Episode2 仕事も人生も、山あり谷あり
創業からたったひとりで走り続け、ようやく事業が軌道に乗り始めた昭和53(1978)年ごろ、従業員の増員と事務所を新設、法人化を考えるようになった晴雄。
ある日、玖珠町の恵良にある農機具販売会社で機材を見ていると、「お前に会わせたい人がいるから、酒を買って行ってこい」と言われ、わけも分からず作業着のまま会いにいくことに。そうして出会ったのが今の妻だ。本人よりも父親に気に入られ、あれよあれよという間に、出会いから4ヶ月で結婚した。
昭和58(1983)年2月「コクエイ消毒有限会社」として法人化。晴雄の弟を従業員として雇い入れ、自動車整備会社勤務時の同僚をコクエイの仲間として呼び寄せるなど、従業員が増えてゆく。
ちょうどその頃、現社長である長男の雄樹が誕生。幼少期の雄樹は、父の営業車に同乗し、福岡県中洲の繁華街の現場に同行。母親と2人でワゴン車の中で遊んだり、布団を敷いて寝たりしていたと今では考えられない家族との記憶を思い返す。
そこからは飛ぶ鳥を落とす勢いで事業を広げていった。弟には、日田、玖珠、中津エリアを任せ、晴雄は大分市、別府市を中心に、クライアントを増やしていった。また、立ち上げ当初から取り組みたいと考えていたシロアリ駆除事業を見据え、長年興味があったシロアリ駆除の事業をスタートさせ、「日本しろあり対策協会」に入会した。仕事は順調、子どもも生まれ、順風満帆な毎日が続いていた。

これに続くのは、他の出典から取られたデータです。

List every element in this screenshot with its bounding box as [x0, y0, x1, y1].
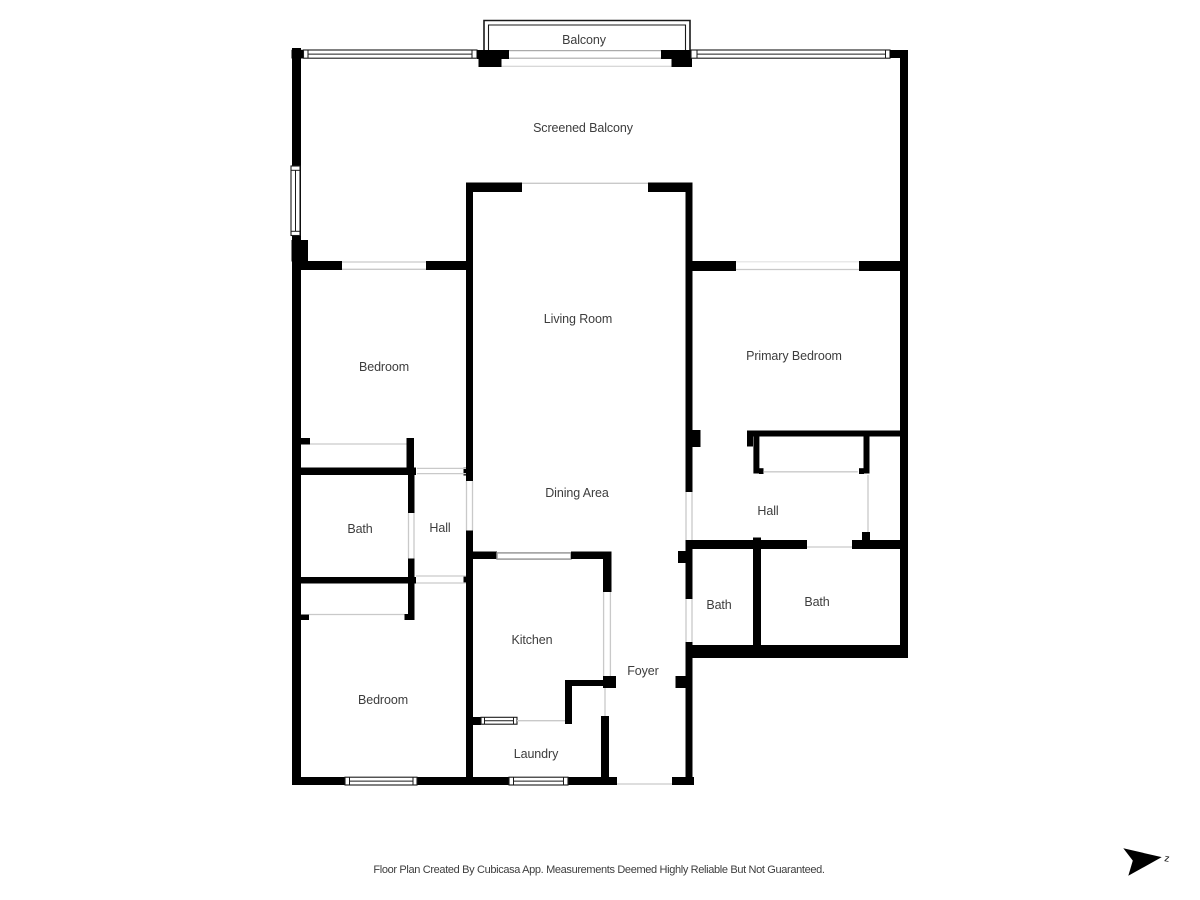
- svg-text:Laundry: Laundry: [514, 747, 559, 761]
- svg-text:Foyer: Foyer: [627, 664, 658, 678]
- svg-text:Floor Plan Created By Cubicasa: Floor Plan Created By Cubicasa App. Meas…: [373, 864, 824, 876]
- svg-text:z: z: [1163, 853, 1170, 865]
- svg-text:Hall: Hall: [757, 504, 778, 518]
- svg-text:Dining Area: Dining Area: [545, 486, 609, 500]
- svg-text:Primary Bedroom: Primary Bedroom: [746, 349, 842, 363]
- svg-text:Living Room: Living Room: [544, 312, 612, 326]
- svg-text:Bath: Bath: [706, 598, 731, 612]
- svg-text:Balcony: Balcony: [562, 33, 607, 47]
- svg-text:Bedroom: Bedroom: [359, 360, 409, 374]
- svg-text:Hall: Hall: [429, 521, 450, 535]
- svg-text:Bath: Bath: [804, 595, 829, 609]
- svg-text:Bedroom: Bedroom: [358, 693, 408, 707]
- svg-text:Screened Balcony: Screened Balcony: [533, 121, 634, 135]
- svg-text:Kitchen: Kitchen: [512, 633, 553, 647]
- svg-text:Bath: Bath: [347, 522, 372, 536]
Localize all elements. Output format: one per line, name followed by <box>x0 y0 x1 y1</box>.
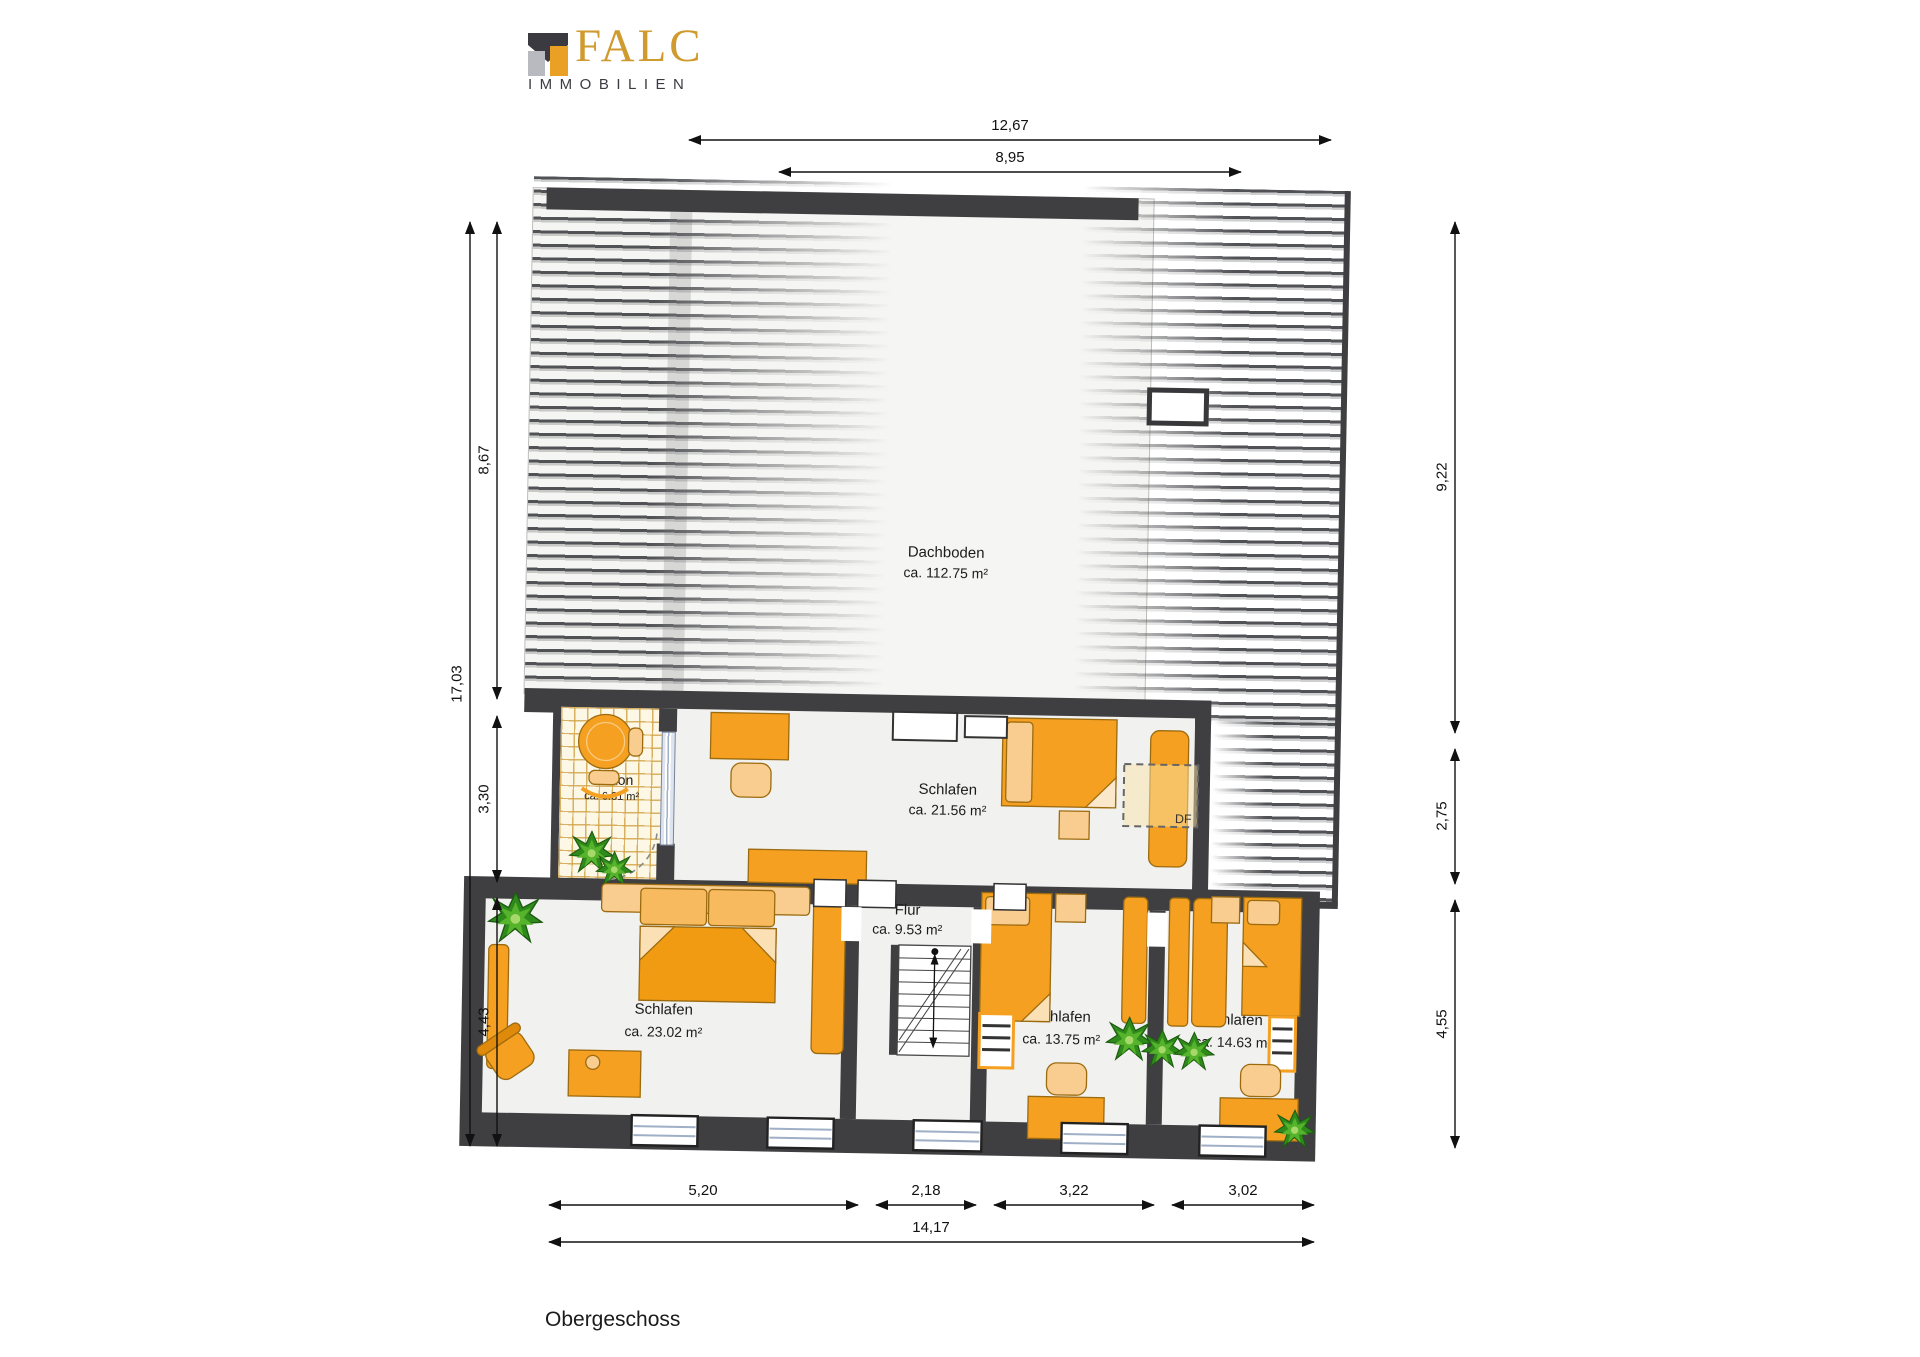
dim-label: 2,18 <box>911 1182 940 1199</box>
dim-label: 2,75 <box>1434 801 1451 830</box>
dim-label: 4,55 <box>1434 1009 1451 1038</box>
dimension-arrows <box>0 0 1920 1357</box>
dim-label: 3,02 <box>1228 1182 1257 1199</box>
dim-label: 14,17 <box>912 1219 950 1236</box>
dim-label: 8,95 <box>995 149 1024 166</box>
dim-label: 4,43 <box>476 1007 493 1036</box>
floor-title: Obergeschoss <box>545 1308 680 1332</box>
dim-label: 5,20 <box>688 1182 717 1199</box>
floorplan-page: FALC IMMOBILIEN Dachboden ca. 112.75 m² … <box>0 0 1920 1357</box>
dim-label: 3,22 <box>1059 1182 1088 1199</box>
dim-label: 3,30 <box>476 784 493 813</box>
dim-label: 12,67 <box>991 117 1029 134</box>
dim-label: 17,03 <box>449 665 466 703</box>
dim-label: 9,22 <box>1434 462 1451 491</box>
dim-label: 8,67 <box>476 445 493 474</box>
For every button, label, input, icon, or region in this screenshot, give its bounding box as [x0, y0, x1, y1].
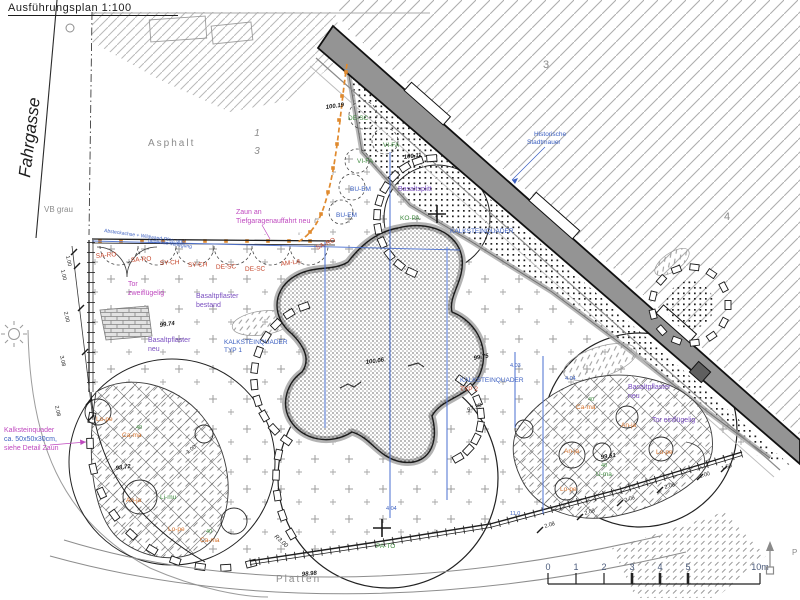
plan-label: KO-PA	[400, 215, 420, 222]
plan-label: 40	[601, 463, 607, 469]
limestone-block	[690, 339, 700, 346]
plan-label: VI-FA	[383, 142, 400, 149]
scale-tick-label: 0	[545, 562, 550, 572]
plan-label: Tor einflügelig	[652, 417, 695, 424]
scale-tick-label: 1	[573, 562, 578, 572]
plan-label: 2.08	[544, 521, 556, 530]
plan-label: 1	[254, 128, 260, 139]
plan-label: 4.03	[510, 363, 521, 369]
plan-label: An-ja	[126, 497, 142, 504]
plan-label: VB grau	[44, 205, 73, 214]
plan-label: Asphalt	[148, 138, 195, 149]
scale-tick-label: 4	[657, 562, 662, 572]
plan-label: 100.19	[325, 102, 345, 111]
plan-label: BU-EM	[350, 186, 371, 193]
plan-label: 40	[136, 425, 142, 431]
plan-label: PA-TO	[376, 543, 395, 550]
plan-label: Lo-pe	[656, 449, 673, 456]
plan-label: 40	[206, 529, 212, 535]
dim-tick	[74, 263, 80, 269]
bed-grid-line	[80, 572, 250, 600]
plan-label: 11.0	[510, 511, 520, 517]
plan-label: 1.00	[59, 269, 67, 281]
plan-label: bestand	[196, 302, 221, 309]
plan-label: Basaltsplitt	[398, 186, 432, 193]
plan-label: neu	[148, 346, 160, 353]
plan-label: Basaltpflaster	[628, 384, 671, 391]
plan-label: 2.00	[62, 311, 70, 323]
plan-label: 40	[588, 397, 594, 403]
limestone-block	[690, 264, 700, 271]
limestone-block	[274, 449, 282, 460]
plan-label: Ca-ma	[576, 404, 596, 411]
plan-label: An-ja	[564, 448, 580, 455]
scale-tick-label: 2	[601, 562, 606, 572]
plan-label: VI-FA	[357, 158, 374, 165]
plan-label: U-ma	[596, 471, 612, 478]
bed-grid-line	[80, 578, 250, 600]
plan-title: Ausführungsplan 1:100	[8, 2, 178, 16]
plan-label: 1.50	[721, 463, 733, 472]
plan-label: TYP 1	[224, 347, 242, 354]
plan-label: Basaltpflaster	[196, 293, 239, 300]
plan-label: 3.08	[58, 355, 66, 367]
scale-tick-label: 5	[685, 562, 690, 572]
plan-label: An-ja	[621, 422, 637, 429]
plan-label: 4.04	[386, 506, 397, 512]
bed-grid-line	[80, 556, 250, 600]
plan-label: Lo-pe	[168, 526, 185, 533]
plan-label: SA-RO	[131, 256, 152, 264]
sun-symbol	[1, 321, 27, 347]
limestone-block	[476, 421, 484, 432]
plan-label: P	[792, 548, 797, 557]
limestone-block	[427, 155, 438, 162]
dim-tick	[537, 527, 543, 533]
plan-label: siehe Detail Zaun	[4, 445, 59, 452]
plan-label: Li-mu	[160, 494, 177, 501]
plan-label: KALKSTEINQUADER	[460, 377, 524, 384]
plan-label: KALKSTEINQUADER	[450, 228, 514, 235]
plan-label: Ca-ma	[200, 537, 220, 544]
scale-tick-label: 3	[629, 562, 634, 572]
plan-label: neu	[628, 393, 640, 400]
limestone-block	[221, 564, 231, 571]
plan-label: DE-SC	[245, 266, 266, 273]
plan-label: Ca-ma	[122, 432, 142, 439]
plan-label: TYP 2	[460, 386, 478, 393]
plan-label: BU-EM	[336, 212, 357, 219]
plan-label: Tiefgaragenauffahrt neu	[236, 218, 310, 225]
plan-label: Tor	[128, 281, 138, 288]
limestone-block	[87, 438, 94, 448]
limestone-block	[251, 363, 259, 374]
plan-label: 3	[543, 59, 549, 71]
plan-label: Lo-pe	[560, 486, 577, 493]
limestone-block	[251, 379, 258, 390]
limestone-block	[273, 490, 281, 501]
plan-canvas: 01234510m FahrgasseVB grauAsphalt1334His…	[0, 0, 800, 600]
bed-grid-line	[80, 594, 250, 600]
limestone-block	[273, 470, 280, 480]
plan-label: Basaltpflaster	[148, 337, 191, 344]
plan-label: 1.00	[64, 255, 72, 267]
limestone-block	[374, 209, 381, 219]
plan-label: Kalksteinquader	[4, 427, 55, 434]
plan-label: DE-SC	[216, 263, 237, 271]
plan-label: 3	[254, 146, 260, 157]
plan-label: SY-CH	[160, 259, 180, 267]
site-plan-drawing: 01234510m FahrgasseVB grauAsphalt1334His…	[0, 0, 800, 600]
stone-circle	[666, 281, 714, 329]
plan-label: 2.08	[53, 405, 61, 417]
plan-label: Lo-pe	[96, 416, 113, 423]
plan-label: Fahrgasse	[15, 96, 44, 178]
plan-label: Historische	[534, 131, 567, 138]
plan-label: zweiflügelig	[128, 290, 164, 297]
plan-label: Zaun an	[236, 209, 262, 216]
plan-label: Stadtmauer	[527, 139, 561, 146]
dim-tick	[71, 249, 77, 255]
plan-label: 4.04	[565, 376, 576, 382]
plan-label: ca. 50x50x30cm,	[4, 436, 57, 443]
limestone-block	[374, 223, 382, 234]
plan-label: 4	[724, 211, 730, 223]
plan-label: SY-CH	[188, 261, 208, 269]
plan-label: KALKSTEINQUADER	[224, 339, 288, 346]
plan-label: DE-SC	[348, 115, 369, 122]
limestone-block	[725, 301, 731, 310]
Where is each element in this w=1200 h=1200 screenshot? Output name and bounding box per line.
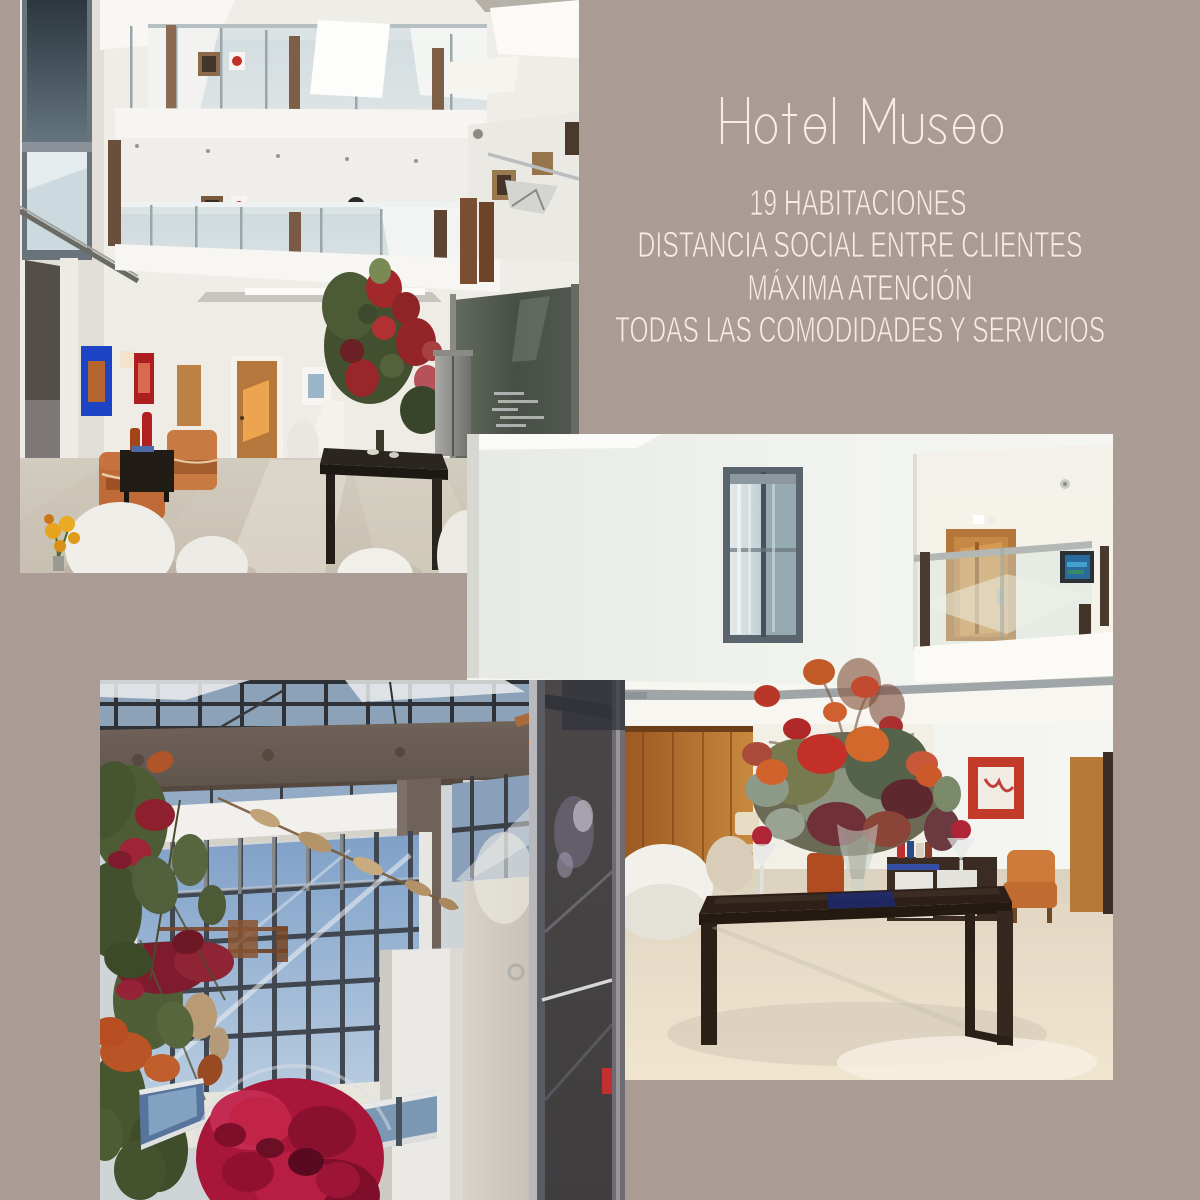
svg-text:TODAS LAS COMODIDADES Y SERVIC: TODAS LAS COMODIDADES Y SERVICIOS <box>615 309 1105 350</box>
svg-text:19 HABITACIONES: 19 HABITACIONES <box>750 182 967 223</box>
svg-text:DISTANCIA SOCIAL ENTRE CLIENTE: DISTANCIA SOCIAL ENTRE CLIENTES <box>638 224 1083 265</box>
svg-text:MÁXIMA ATENCIÓN: MÁXIMA ATENCIÓN <box>748 267 973 308</box>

その矢先、コクエイ本社に思わぬ災難が。事務所に泥棒が入ったのだ。なんと2回も!金庫をこじ開けられ、売上金を盗まれた。警察と一緒に犯人を追ったものの、結局捕まらずじまい。害虫は駆除できたが泥棒は駆除できなかった。そんなこともあり、事務所を建て替え、防犯面を強化。
この頃から、害虫駆除だけでなく、有害生物の防除にも力を入れる「ペストコントロール」を意識するように。昭和63(1988)年に日本ペストコントロール協会に入会。長年の実績が評判になり、多くの人とのつながりが生まれ、大分市内のホテルや有名カフェ、別府の商業施設など、大きな施設の駆除・防除の仕事を受けるようになった。
平成10(1998)年、機転となる出来事が起こる。妻の父親がオオスズメバチに刺されて亡くなった。当時から全国的にスズメバチ被害が拡大していたことから、義父の敵討ちさながら、防護服を購入し、本格的に勉強してスズメバチ駆除の事業も立ち上げることになった。これまでの歩みを振り返ってみると、新たなチャレンジの原動力になっているのは身近な人の快適な暮らしと幸せだ。困っている人にそっと手を差し伸べる、まさに縁の下の力持ち的な存在といえる。ネズミ駆除にはじまり、ゴキブリ、シロアリ、スズメバチなど、害虫駆除・防除の幅が飛躍的に広がり、従業員も増えてきた。仕事に対して大きなやりがいを感じるようになってきた。
仕事に対してモチベーションが向上し続けていた平成16(2005)年、晴雄の母が亡くなった。すっかり落ち込んでしまい、何をするにもやる気が出ない日々が続く。心配した妻が、当時、大阪にある大手消毒会社で働いていた長男雄樹に玖珠に戻ってほしい旨を打診した。父が心配だった息子は、一念発起して、地元に戻り父の跡を継ぐことを決意。ここからコクエイの新章が始まる。